Le Panda Needs a Rib Biopsy
This sucks, guys.
I had a PET scan on June 20th and something lit up on my rib #2 which was concerning. It appeared on my December PET scan but they thought it was something post-operative from my mastectomy I had had the month prior. They decided it was time to get a CT scan of my chest on July 3rd to look more closely at it.
Yesterday I learned the results of that test and now they want to do a biopsy of that rib because I have bone loss. This is basically the pathway to find out if the cancer has spread or not and to figure out what is causing the bone loss.
I was hoping that the PET scan was going to be clear after I’ve spent the last year of my life doing various chemos, immunotherapies, lymph node removal and had a mastectomy to try to beat this metaplastic carcinoma. Oh ya, I forgot to mention the 25 days of radiation, too.
I don’t have the biopsy scheduled yet. The pathology from the biopsy will reveal the truth so we continue this emotionally draining waiting game.

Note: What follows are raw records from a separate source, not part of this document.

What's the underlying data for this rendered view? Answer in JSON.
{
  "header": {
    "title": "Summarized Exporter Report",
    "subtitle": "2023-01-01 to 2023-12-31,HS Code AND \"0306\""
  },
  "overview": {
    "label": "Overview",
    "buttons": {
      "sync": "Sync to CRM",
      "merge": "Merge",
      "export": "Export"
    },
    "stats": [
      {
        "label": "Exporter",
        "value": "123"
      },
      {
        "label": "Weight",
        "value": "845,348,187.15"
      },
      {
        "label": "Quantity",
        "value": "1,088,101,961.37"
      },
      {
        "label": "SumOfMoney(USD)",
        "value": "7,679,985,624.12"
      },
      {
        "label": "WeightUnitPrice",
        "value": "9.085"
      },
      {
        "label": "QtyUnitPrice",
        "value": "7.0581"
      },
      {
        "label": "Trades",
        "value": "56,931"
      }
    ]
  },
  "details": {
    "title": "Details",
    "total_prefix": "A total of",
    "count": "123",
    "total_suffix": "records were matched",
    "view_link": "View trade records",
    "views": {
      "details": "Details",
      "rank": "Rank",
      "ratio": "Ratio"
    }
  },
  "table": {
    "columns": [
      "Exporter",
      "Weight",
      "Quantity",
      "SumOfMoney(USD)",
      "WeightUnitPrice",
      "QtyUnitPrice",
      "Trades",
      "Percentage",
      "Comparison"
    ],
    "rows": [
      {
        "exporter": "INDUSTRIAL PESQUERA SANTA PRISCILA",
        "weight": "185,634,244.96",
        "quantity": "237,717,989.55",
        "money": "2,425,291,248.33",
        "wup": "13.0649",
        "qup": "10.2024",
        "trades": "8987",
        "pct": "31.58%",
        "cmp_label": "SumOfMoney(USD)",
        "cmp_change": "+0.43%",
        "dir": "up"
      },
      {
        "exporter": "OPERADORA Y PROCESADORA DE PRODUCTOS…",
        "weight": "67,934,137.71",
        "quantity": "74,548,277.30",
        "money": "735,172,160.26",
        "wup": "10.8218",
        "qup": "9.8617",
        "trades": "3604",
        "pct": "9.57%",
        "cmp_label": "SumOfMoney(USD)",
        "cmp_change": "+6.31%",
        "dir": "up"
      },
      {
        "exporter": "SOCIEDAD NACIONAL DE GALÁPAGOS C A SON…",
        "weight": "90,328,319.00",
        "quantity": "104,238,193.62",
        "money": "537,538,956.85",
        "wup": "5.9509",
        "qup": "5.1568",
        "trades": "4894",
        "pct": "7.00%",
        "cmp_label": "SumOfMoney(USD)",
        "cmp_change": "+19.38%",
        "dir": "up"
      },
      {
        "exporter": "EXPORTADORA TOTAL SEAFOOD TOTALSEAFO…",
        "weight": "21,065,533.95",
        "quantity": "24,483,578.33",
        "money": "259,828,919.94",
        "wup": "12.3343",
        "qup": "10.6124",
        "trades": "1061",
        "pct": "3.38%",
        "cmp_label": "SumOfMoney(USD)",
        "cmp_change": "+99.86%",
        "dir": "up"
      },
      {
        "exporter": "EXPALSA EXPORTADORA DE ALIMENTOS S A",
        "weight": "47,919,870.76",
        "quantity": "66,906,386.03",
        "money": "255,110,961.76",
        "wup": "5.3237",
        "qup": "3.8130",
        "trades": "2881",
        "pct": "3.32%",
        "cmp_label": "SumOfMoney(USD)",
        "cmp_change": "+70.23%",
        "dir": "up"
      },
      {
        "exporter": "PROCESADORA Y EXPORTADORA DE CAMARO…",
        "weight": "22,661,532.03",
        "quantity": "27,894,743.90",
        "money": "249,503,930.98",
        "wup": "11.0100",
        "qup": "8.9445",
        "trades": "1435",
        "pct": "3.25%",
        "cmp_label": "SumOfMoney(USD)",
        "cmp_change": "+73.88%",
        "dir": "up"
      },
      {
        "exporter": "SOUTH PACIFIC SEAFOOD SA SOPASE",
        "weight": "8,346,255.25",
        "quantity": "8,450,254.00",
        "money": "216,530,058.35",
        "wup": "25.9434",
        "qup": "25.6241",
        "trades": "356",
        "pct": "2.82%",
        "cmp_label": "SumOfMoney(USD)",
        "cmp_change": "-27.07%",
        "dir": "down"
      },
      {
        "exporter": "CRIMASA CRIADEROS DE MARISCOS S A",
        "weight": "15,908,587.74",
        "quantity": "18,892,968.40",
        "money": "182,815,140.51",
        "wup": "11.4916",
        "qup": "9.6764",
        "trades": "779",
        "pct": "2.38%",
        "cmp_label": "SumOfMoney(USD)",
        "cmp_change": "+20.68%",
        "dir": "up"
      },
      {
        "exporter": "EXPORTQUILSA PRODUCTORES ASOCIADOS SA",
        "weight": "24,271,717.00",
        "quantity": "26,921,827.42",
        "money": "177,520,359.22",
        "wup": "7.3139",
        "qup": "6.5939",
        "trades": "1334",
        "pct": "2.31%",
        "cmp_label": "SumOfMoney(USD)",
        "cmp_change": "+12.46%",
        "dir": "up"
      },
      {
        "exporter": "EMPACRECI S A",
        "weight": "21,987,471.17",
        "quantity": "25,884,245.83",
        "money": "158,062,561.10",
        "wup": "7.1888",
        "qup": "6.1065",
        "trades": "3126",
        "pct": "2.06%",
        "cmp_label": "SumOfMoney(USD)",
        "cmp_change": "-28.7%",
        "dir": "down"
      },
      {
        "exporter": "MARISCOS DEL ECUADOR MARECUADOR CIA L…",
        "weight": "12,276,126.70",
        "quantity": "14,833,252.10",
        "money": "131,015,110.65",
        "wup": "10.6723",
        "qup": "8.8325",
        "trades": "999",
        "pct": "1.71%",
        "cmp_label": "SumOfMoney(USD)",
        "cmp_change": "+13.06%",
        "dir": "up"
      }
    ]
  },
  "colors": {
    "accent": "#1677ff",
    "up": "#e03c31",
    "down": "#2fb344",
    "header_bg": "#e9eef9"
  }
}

Emotionally, I am experiencing anticipatory grief surrounding this rib thing. The signs are pointing towards the direction that this is possibly a met (metastasis) and I don’t have a good feeling about it. My family and I are sad about this and some of us are angry and disappointed.
The good thing about the rib lesion is that it hasn’t changed much since it first showed up in December. Whatever that has started happening there, it isn’t happening at a lightening speed.
For those interested, here is what the radiologist wrote:
In other news, I’ve developed lymphadema in the arm where they removed the 3 lymphnodes which is also a bummer. Basically, my arm is swollen with lymph fluid because I’m a few nodes down. Addressing this entails physical therapy, lymphatic massages and a compression bandage.
Some good news! Yesterday was the last day of the 4-month chemo regimen I’ve been on! I am excited to reduce the number of hours in the chair (the infusion chair), be able to start growing my hair out and hopefully reduce the fatigue and other sides effects.
I will continue with the immunotherapy. That is every 3 weeks,
A big thank you to the friends and family that emotionally supported me yesterday. It was a hard day for me an I’m sure for you, too, to some degree. I love you all very much.